Pourquoi avez-vous abordé la question par le biais de la justice ?
Ma spécialité, c’est l’histoire de la justice coloniale. J’ai été frappé de voir que le code de Pouma, qui est passé par Tardy de Montravel en 1854, est le premier code juridique imposé par les Français en Nouvelle-Calédonie. Et la première loi pénale que les Français imposent, c’est l’interdiction de l’anthropophagie. J’ai voulu faire un travail de recherche pour vérifier dans les archives. Or, dans les procès en criminelle, il n’y en a qu’un seul, celui du colon Cosso, dans lequel on trouve une mention de cannibalisme. Et en fait, ce n’est même pas du cannibalisme, c’est un colon à qui on a tendu un guet-apens et qui va se faire démembrer et on emporte les parties du corps dans différentes tribus. Ça sert, d’après les anthropologues, de demande d’alliance contre les Européens. A Gatope, où des marins auraient été dévorés en 1863-64, il n’y a pas de procès derrière, mais il y a une expédition militaire extrêmement virulente.
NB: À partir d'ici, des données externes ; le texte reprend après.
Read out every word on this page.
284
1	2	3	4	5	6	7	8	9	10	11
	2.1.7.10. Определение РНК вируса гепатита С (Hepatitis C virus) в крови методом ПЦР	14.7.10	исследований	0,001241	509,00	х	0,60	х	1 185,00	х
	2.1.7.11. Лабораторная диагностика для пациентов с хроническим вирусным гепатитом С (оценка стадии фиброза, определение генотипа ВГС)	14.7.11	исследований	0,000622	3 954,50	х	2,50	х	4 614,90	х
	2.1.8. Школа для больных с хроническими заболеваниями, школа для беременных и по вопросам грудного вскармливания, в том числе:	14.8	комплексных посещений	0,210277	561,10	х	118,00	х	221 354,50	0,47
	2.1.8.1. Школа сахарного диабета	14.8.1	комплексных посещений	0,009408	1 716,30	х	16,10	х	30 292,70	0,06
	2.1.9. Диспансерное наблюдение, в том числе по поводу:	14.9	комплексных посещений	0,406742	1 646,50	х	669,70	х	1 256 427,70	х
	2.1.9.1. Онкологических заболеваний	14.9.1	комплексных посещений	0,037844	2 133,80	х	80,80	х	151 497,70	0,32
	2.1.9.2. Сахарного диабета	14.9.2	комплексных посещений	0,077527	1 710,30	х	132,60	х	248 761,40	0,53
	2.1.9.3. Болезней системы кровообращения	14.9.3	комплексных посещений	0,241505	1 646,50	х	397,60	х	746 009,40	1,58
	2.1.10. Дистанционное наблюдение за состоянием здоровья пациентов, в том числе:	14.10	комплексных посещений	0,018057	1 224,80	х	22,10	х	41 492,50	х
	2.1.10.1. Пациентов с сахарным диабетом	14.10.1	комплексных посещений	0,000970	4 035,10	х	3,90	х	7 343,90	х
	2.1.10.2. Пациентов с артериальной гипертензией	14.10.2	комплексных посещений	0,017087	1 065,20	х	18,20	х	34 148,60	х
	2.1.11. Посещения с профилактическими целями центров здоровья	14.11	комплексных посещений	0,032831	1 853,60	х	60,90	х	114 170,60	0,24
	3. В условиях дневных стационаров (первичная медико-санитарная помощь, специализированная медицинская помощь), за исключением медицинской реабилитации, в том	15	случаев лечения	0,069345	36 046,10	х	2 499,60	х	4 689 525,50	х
Le cannibalisme n’était-il qu’un motif pour ces expéditions ?
C’était un motif pour punir et c’était aussi un motif politique. C’est la conclusion de l’ouvrage. L’anthropophagie est une manière de justifier la colonisation et elle est utile à tout le monde. Elle est utile aux missionnaires parce qu’elle justifie leur présence et leur volonté de christianisation. Elle est utile à l’administration coloniale pour déposséder les Kanak de leur terre. Et elle est utile au moment de la conquête coloniale et avant aussi, de 1770 jusqu’à 1860, aux Kanak et aux Océaniens. Ils ont très bien compris que ça fait peur aux Blancs. Ils vont peut-être surjouer à certains moments le cannibalisme pour les repousser.
Le seul cas qui a été confirmé a été le fait d’un Français.
C’est vraiment le paradoxe. Dans les archives, la seule vraie mention de cannibalisme concerne un libéré du bagne. Il assassine une femme juste après sa libération, vers 1895. Des témoins viennent au procès et disent qu’il avait commencé à lui manger la main.
Pourquoi manque-t-il la voix des Océaniens dans ces recherches ?
Nous avons lancé des invitations pour savoir quelles sont les représentations, quelle est la mémoire orale qui se transmet. Ce n’est pas un ouvrage fini sur le sujet. On nous a opposé une fin de non-recevoir.